Any cruiser contemplating visiting this area has thought about Med mooring: coming in bows or stern-to and either picking up laid lines or using your own anchor
to hold you off the dock. But once you've done that, how do you get off the boat?
The answer is - walk the plank!
These gangplanks are called passarelles in the fancy jargon, and they come in all shapes and sizes. The picture is of Roaring Girl in Ostia. (Note our fancy new netting and tightened guard rails while we're at it!) Our passarelle was made with help of Dave from Englander in Barcelona, who whisked Pip off for a plank and ladder, and helped the development of this sturdy tool. In Ostia we have also improved the system for raising the passarelle up - by the two lines leading up to a metal yoke which in turn is attached to the spinnaker halyard. We experimented with bits of wood and what have you, but in the end got the purpose made bit of kit, which has worked much better.
It is equally important to stop it waving from side to side, and that's where the red lines back to the pulpit come in. Lots of boats have pulley systems to help with this job, but we haven't achieved that refinement yet.
A key challenge for us is how the passarelle is attached to the boat. We have made a hole in the plank and that fits over the fitting to which we attach the foot of the cruising chute, a raised wedge of steel with a hole in attached to the bow roller. (One disadvantage of the Rocna anchor is that it has to be dropped as the shank is too big for the plank to sit smoothly over it.) This provides, essentially, a pivot point. Flashier boats, like Roysterer in the gallery) often have a purpose built fitting which attaches to their passarelle by a hinge arrangement. Other boats, particularly those with sugar scoop sterns, can just have a plank, like Morgana) which sits on the steps and across to the dock.
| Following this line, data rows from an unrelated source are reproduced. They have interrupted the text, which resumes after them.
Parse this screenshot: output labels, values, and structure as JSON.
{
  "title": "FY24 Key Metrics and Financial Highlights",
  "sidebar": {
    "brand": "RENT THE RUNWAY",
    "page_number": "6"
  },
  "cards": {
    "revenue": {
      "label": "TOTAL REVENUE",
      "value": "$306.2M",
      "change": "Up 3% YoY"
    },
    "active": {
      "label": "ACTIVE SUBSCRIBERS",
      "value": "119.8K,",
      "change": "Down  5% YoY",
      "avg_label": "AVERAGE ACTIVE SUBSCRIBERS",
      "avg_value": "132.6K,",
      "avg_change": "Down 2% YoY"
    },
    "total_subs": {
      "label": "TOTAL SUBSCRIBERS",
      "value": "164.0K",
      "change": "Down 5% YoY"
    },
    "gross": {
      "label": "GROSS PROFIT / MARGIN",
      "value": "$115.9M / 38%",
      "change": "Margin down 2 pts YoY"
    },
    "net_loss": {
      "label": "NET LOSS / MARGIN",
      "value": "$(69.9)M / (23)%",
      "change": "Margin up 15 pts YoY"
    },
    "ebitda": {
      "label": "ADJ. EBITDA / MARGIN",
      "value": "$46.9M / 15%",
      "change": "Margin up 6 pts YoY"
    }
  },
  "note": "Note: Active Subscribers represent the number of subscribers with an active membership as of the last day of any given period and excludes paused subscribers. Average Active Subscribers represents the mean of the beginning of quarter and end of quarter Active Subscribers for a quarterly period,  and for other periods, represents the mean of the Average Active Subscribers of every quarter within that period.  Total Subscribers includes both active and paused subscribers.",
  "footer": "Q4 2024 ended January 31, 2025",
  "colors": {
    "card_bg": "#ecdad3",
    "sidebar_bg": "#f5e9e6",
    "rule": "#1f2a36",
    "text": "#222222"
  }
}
We found in Ostia that the water level rose and fell more than anywhere else we have been in the Med. We're not sure why but southerly and westerly winds depressed the water level significantly, even if they brought rain with them. This means that being able to adjust the passarelle is more important than usual. For some, like Aquila, the American flagged boat in the gallery, there's the added frisson of making sure the end will actually sit on the dock if the wind is blowing the boat away!
The most scary, we think, is Malaika's, the steep one which goes across their dinghy and has few hand holds, but Benji and Heather (who took their pic) are happy with it. Motorboats often have nifty electric extenders, and some classic boats have beautiful gridded teak passarelles that fully deserve the name. We like ours for being light, practical and cheap, but it needs care to cross, just the same.